Agri Business

Pink bollworm tears into the very fibre of Maharashtra’s cotton growers

Rahul Wadke Recently in Yavatmal | Updated on January 27, 2018

Withered hopes Cotton bolls eaten by pink bollworm at Baldi village in Yavatmal, Maharashtra.   -  RAHUL WADKE

1.3 million ha of the 4.2 million ha under the crop suspected to be infected by the pest

The colour pink is associated with love, beauty and fashion.. But in Yavatmal district of Maharashtra, pink has become synonymous with death and destruction. Pink bollworm (PBW) has ravaged the cotton crop in the district, where farmer suicide has been rampant.

The pink bollworm eat away the cotton fibre and the bolls, causing economic loss to the farmer. This reporter travelled across Yavatmal and saw lush cotton fields with tall shrubs, but the bolls eaten away by the worms.

Huge crop losses

According to first advanced estimate for 2017-18, the cotton acreage in Maharashtra will be 4.2 million hectares, compared with 3.8 million hectares last year. Of the total area under the fibre, about 1.3 million hectares are suspected to be infected with the PBW .

Agriculture experts and farmers fear crop loss ranging from 50 to 80 per cent in the district, which is a part of the larger Vidarbha region. The devastation is especially acute in Umarkhed taluk.

Farmers are angry, particularly with the large companies that sold them genetically-modified seeds, which were supposed to protect their cotton crop from just this pest — the pink bollworm.

Production hit

28-year-old Rehan Ullah Khan, whose 5-acre farm is located in Baldi village close to Umarkhed town, is in deep distress. Khan says he was expecting at least 100 quintals, but due to the pest attack, he could collect barely 30 quintals.

Khan is not even confident of recovering the ₹1 lakh input cost, forget the ₹4 lakh he had hoped earn selling his cotton produce.

“In early October, I realised that the bolls are long past their time to ripen and burst open to reveal the cotton fibre. Today, due to the attack, I have no alternative but to uproot the cotton shrubs,” he said. He said that though the State government is promising monetary assistance to the farmers, it will require a lot of supporting documents, which farmers do not have. Farmers rarely keep records of their purchases or empty seed packs.

Coming after last year’s demonetisation troubles, caused massive problems to the farmers. This year it is pink bollworms.

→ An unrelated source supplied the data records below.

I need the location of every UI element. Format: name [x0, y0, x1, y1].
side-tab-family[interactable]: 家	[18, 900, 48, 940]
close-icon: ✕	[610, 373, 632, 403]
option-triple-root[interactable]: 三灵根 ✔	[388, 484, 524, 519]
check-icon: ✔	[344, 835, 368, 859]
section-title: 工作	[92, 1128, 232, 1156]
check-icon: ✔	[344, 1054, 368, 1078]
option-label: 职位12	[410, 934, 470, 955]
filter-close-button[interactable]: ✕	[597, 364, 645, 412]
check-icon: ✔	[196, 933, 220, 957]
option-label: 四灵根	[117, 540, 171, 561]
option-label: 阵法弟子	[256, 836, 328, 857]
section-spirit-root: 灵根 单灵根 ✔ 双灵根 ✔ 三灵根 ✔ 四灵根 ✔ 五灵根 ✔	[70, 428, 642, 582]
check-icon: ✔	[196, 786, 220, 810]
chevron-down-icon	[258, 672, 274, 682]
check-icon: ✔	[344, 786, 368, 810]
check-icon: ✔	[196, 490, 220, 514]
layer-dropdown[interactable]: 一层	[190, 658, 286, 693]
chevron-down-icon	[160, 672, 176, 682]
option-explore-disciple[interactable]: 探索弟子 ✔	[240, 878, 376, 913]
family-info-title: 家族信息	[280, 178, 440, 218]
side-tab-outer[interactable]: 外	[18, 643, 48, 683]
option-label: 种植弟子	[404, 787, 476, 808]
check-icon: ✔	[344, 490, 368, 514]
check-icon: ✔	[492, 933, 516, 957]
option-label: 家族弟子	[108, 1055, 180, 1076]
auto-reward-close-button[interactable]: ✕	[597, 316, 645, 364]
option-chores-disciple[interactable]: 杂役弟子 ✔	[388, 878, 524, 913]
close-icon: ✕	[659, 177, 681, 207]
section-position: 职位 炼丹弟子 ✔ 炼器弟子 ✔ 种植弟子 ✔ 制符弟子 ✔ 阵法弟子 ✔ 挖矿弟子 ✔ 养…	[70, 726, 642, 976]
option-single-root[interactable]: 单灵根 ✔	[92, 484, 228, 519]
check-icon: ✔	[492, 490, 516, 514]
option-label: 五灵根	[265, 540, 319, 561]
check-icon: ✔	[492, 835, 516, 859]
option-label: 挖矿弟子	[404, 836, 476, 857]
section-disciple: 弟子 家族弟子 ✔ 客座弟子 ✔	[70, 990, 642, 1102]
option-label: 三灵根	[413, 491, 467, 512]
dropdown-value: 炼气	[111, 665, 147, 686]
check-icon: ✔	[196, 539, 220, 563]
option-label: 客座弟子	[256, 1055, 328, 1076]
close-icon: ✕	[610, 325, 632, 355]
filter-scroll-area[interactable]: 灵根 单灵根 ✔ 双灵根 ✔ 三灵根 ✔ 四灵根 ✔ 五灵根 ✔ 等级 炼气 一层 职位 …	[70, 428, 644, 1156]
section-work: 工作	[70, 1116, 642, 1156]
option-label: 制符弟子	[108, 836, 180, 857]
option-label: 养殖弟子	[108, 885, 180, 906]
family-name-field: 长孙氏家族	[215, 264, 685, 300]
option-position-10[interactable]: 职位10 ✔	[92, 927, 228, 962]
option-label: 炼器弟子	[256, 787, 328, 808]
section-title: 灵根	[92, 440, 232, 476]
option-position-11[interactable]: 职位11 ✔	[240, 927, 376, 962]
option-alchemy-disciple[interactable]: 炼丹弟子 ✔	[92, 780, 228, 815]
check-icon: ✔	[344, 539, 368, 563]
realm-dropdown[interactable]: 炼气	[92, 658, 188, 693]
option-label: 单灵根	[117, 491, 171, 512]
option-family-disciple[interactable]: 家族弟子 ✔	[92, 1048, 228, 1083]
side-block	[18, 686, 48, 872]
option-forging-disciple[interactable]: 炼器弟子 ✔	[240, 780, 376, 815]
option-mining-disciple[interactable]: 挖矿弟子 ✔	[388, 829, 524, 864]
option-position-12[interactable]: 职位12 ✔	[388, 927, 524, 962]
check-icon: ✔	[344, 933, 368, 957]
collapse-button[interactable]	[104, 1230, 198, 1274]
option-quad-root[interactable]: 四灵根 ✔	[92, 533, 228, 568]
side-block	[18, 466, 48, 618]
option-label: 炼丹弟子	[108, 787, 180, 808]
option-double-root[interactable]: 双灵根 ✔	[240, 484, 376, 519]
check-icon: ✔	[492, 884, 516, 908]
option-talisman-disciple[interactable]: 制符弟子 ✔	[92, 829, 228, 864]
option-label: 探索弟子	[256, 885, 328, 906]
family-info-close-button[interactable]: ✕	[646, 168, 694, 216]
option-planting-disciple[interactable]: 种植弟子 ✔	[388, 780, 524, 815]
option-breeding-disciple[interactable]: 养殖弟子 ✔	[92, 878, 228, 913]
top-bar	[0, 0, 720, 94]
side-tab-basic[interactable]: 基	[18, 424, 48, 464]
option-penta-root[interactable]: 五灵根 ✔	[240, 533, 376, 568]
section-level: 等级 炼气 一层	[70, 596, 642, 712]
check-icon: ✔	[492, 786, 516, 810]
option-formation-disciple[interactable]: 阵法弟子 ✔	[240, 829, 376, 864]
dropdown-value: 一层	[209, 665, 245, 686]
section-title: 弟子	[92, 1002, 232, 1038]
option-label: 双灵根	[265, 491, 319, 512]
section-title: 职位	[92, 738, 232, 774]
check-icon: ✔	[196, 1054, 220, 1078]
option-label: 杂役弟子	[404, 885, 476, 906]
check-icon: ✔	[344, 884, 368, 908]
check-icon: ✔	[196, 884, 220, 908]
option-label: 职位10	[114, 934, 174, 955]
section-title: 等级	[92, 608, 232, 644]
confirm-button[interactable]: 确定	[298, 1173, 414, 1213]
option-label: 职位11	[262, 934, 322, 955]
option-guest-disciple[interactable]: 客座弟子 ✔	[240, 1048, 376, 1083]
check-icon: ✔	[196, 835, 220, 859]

The problems of farmers continue in Yavatmal.

Amol Patingrao, a cotton farmer from Krishnapur village in Umarkhed taluk, too, has a similar tale to share. Patingrao has a 10-acre farm on whichhe had planted cotton (8 acres) and turmeric (2 acres).

“This year, rain was also irregular which led to multiple pests attacks. But bollworm caused the maximum damage. Even the increased dosage of insecticides did not help as the PBW infests the main cotton boll, which is closed from all sides. Once a worm enters the boll, it seals the entry hole but continues to devour the fibre from inside,”

Patingrao hoped to harvest 80 quintals of the fibre but has managed only 20 quintals. His turmeric crop was also damaged by the irregular rain and attack by the white grub pest. “The failure of the two crops has destroyed my life,” Patingrao laments.

Government aid

Maharshtra’s Minister for Agriculture Sadabhau Khot has announced that cotton farmers will be compensated for losses incurred becasue of the PBW attack. Surveys of the affected area are under way, but the methods of providing the compensation are yet to be worked out.

Veteran farm leader and Chairman of Vasantrao Naik Shetkari Swavalamban Mission Kishor Tiwari told BusinessLine that the government is in a state of a shock given the devastation brought about by the PBW. By initial estimates, the State’s cotton economy has lost about ₹10,000 crore.

This is an unprecedented situation as over 50 per cent of the cotton crop has now been lost to the bollworm. The pink bollworm attack should have been repulsed by the genetically-modified seeds. But that did not happen, he rues.